Germany’s government is to introduce a law that will force companies to ensure human rights and social minimum standards are met in their supply chains, a move the country’s textile trade body says is a “slap in the face” for the German economy.
Federal Ministers Gerd Muller and Hubertus Heil said companies were failing to be accountable for their human rights responsibilities under a voluntary approach.
The comments followed the presentation to the Interministerial Committee of results of a process to monitor the implementation of Germany’s National Action Plan for Business and Human Rights, which launched in 2016.
The plan serves to implement the UN Guiding Principles on Business and Human Rights (NAP) in Germany. The German government initially counted on companies joining the effort voluntarily, but it also arranged to evaluate the success of this voluntary approach.
In the first round of monitoring, only 465 of the 3,300 companies that were contacted returned completed questionnaires – although the deadline was extended twice and more companies were invited to participate in the survey. Only around 18% were shown to be in compliance with the requirements.
There are 7,300 larger-scale German companies with more than 500 employees that are required to show how they ensure that human rights and social minimum standards are met in their supply chains. Only 455 of the 2,250 companies contacted in the second survey round returned valid responses. The results show that significantly less than 50% are meeting the requirements on due diligence.
Compared to the results of the first company survey in 2019 the share of compliers is said to have “scarcely changed.”
The Coalition Agreement will now come into play: “If an effective and comprehensive review of the NAP in 2020 finds that companies’ voluntary commitment is insufficient, we will introduce appropriate legislation at the national level and advocate an EU-wide regulation.”
“The results of the second company survey are again disappointing,” said Muller. “What we need now is a legislative framework as stipulated in the Coalition Agreement in order to ensure that human rights standards are realised along supply chains, eliminating child labour and securing fundamental ecological and social minimum standards. We invite the private sector to participate openly and constructively in this process. Fairtrade in global supply chains is the most important key with which to unlock development, create jobs and protect the environment in developing countries. The global economy and our prosperity must not be built on exploiting people and nature, or on child labour. Like a boomerang, that would come back to hit us. Our eco-social economic model can be a blueprint for a global economy.”
Heil added: “There is no avoiding our human rights responsibilities. The results of our survey show that a voluntary approach is not enough. We need national legislation in order to also ensure fair competition. The supply chain law will only require companies to do what is manageable and reasonable. And it will create legal and operational certainty for companies.”
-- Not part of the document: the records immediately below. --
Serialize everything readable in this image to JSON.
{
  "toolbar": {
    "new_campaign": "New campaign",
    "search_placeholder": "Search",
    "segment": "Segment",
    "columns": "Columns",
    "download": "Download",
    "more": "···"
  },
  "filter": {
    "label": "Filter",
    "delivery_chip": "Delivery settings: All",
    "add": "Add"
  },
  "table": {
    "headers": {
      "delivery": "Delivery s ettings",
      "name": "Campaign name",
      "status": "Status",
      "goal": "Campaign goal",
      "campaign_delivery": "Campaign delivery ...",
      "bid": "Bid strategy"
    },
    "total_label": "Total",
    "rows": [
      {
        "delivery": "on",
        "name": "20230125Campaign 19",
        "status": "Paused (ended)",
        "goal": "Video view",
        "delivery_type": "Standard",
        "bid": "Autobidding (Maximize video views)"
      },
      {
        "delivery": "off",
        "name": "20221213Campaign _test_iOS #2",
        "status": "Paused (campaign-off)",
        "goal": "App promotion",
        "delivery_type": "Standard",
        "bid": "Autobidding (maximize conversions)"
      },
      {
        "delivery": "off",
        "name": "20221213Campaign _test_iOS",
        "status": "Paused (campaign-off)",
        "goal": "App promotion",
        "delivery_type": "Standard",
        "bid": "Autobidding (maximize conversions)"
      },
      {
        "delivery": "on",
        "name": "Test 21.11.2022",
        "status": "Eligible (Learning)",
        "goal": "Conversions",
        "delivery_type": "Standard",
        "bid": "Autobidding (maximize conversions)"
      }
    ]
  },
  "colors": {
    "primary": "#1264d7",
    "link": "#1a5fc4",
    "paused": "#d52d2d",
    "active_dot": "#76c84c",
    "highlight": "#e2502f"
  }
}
But Textil+Mode, also known as The Association of the German Textile and Fashion Industry, has criticised the move to pass a supply chain law adding it will weaken small and medium-sized enterprises in their competitiveness.
Dr Uwe Mazura, general manager of the Association, said the decision was a “slap in the face of the German economy”.
“Anyone who talks about fairness in supply chains should also deal fairly with their own economy. Instead, the ministers are planning a law that is distorting competition and is hostile to small and medium-sized companies, which will burden our companies without solving the real causes of the problem. The companies in the German textile and fashion industry work according to the highest environmental and social standards worldwide. Liability for third parties along global supply chains means an extreme distortion of competition to the considerable disadvantage of German SMEs.
“At the height of the corona lockdown, German medium-sized companies in the textile and fashion industry stood by their word and stood up for their business partners and employees in emerging and developing countries and found common solutions to overcome the crisis. This shows in practical terms how family entrepreneurs and medium-sized companies take responsibility every day. This has also been demonstrated by numerous entrepreneurs in the fight against the Covid-19 pandemic when it came to producing masks and other protective equipment at home.”